Royal Dutch Shell Plc shareholders will receive a windfall payment of $ 7 billion after the company promised to give them three-quarters of the proceeds from the sale of Permian’s shale oil fields to ConocoPhillips.
The cash promise comes less than two months after Shell increased its dividend by nearly 40% and began $ 2 billion in share buybacks. It’s further proof that the energy giant is working hard to regain investor faith after making a historic cut in its payments last year in the depths of the Covid-19 pandemic.
“For investors elsewhere, a divestment immediately assigned to a $ 7 billion buyback, with balance sheet strengthening at the top, is rare,” analysts at Bernstein Research said in a note. “It shows without any doubt that Shell is focused on recovering shareholders.”
Shell’s class B shares rose 4.3% to 1,492 pence as of 11:19 am in London.
Of the $ 9.5 billion Shell will receive from the sale of the Permian on Monday, $ 2.5 billion will go towards debt reduction. For the rest, “the base case is for that to turn into share buybacks,” Wael Sawan, Shell’s upstream director, said in an interview after the deal was announced on Monday.
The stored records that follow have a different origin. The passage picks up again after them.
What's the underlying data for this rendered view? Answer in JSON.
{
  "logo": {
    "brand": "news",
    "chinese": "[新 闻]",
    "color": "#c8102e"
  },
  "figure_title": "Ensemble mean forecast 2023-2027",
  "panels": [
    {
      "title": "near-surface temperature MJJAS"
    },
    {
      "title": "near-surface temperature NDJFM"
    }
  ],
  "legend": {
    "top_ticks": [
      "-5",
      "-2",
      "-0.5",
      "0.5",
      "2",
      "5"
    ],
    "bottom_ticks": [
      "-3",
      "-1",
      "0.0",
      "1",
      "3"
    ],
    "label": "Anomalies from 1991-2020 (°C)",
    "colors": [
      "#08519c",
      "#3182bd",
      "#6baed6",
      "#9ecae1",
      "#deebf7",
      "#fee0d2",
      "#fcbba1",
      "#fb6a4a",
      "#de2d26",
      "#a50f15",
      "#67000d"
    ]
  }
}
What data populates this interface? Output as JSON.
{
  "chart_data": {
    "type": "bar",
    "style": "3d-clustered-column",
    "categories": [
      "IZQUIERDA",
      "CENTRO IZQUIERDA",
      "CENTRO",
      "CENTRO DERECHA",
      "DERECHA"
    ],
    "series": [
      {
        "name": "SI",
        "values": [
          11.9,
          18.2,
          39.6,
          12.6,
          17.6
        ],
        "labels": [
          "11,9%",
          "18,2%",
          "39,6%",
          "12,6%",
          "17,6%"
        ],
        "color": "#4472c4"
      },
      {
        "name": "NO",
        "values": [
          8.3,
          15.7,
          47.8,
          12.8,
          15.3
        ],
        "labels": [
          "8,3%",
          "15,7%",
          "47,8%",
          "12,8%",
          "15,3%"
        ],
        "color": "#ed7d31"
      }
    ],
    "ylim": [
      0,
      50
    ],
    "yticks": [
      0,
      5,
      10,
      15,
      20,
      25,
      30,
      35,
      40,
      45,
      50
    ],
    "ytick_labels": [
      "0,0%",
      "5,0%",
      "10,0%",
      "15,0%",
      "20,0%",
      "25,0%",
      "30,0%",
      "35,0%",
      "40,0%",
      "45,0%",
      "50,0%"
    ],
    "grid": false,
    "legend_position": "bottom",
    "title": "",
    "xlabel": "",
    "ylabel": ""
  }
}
The final decision will be made by the company’s board, likely in the fourth quarter when the transaction formally closes, he said. The $ 7 billion payment will be in addition to the company’s previous commitment to distribute between 20% and 30% of cash flow from operations to investors, Shell said in a statement.
The world’s leading oil producers and US shale explorers have increasingly focused on shareholder profitability rather than growth, after years of expansion. Oil prices near the highest level in three years have provided them with plenty of cash to do so.
“Being able to transact with a solid and healthy oil price compared to what it has been in recent years, and in a market that is intensely consolidating right now, is a prudent opportunity for us to seize it,” Sawan said. The deal gives Shell the equivalent of more than a decade of cash flow from Permian’s assets, he said.
The deal will give ConocoPhillips additional daily production in 2022 of about 200,000 barrels of oil equivalent, it said in a statement Monday. That will make the Houston-based company one of Permian’s largest producers.
“The exit is on a strong foundation, with the Permian increasingly moving away from Shell’s long-term strategy, providing a key reduction in (methane) emissions exposure.” – Will Hares, Global Energy Analyst at Bloomberg Intelligence.
However, in Shell’s hands, Permian’s operations were “subscale,” Sawan said. “To really unlock the full value of an asset like this, you need scale.”
Shell’s withdrawal from the Permian comes as the Anglo-Dutch giant reconfigures its strategy in favor of less carbon-intensive fuels while targeting net zero emissions. A Dutch court ordered Shell in May to cut emissions harder and faster than planned after losing a case against a branch of Friends of the Earth.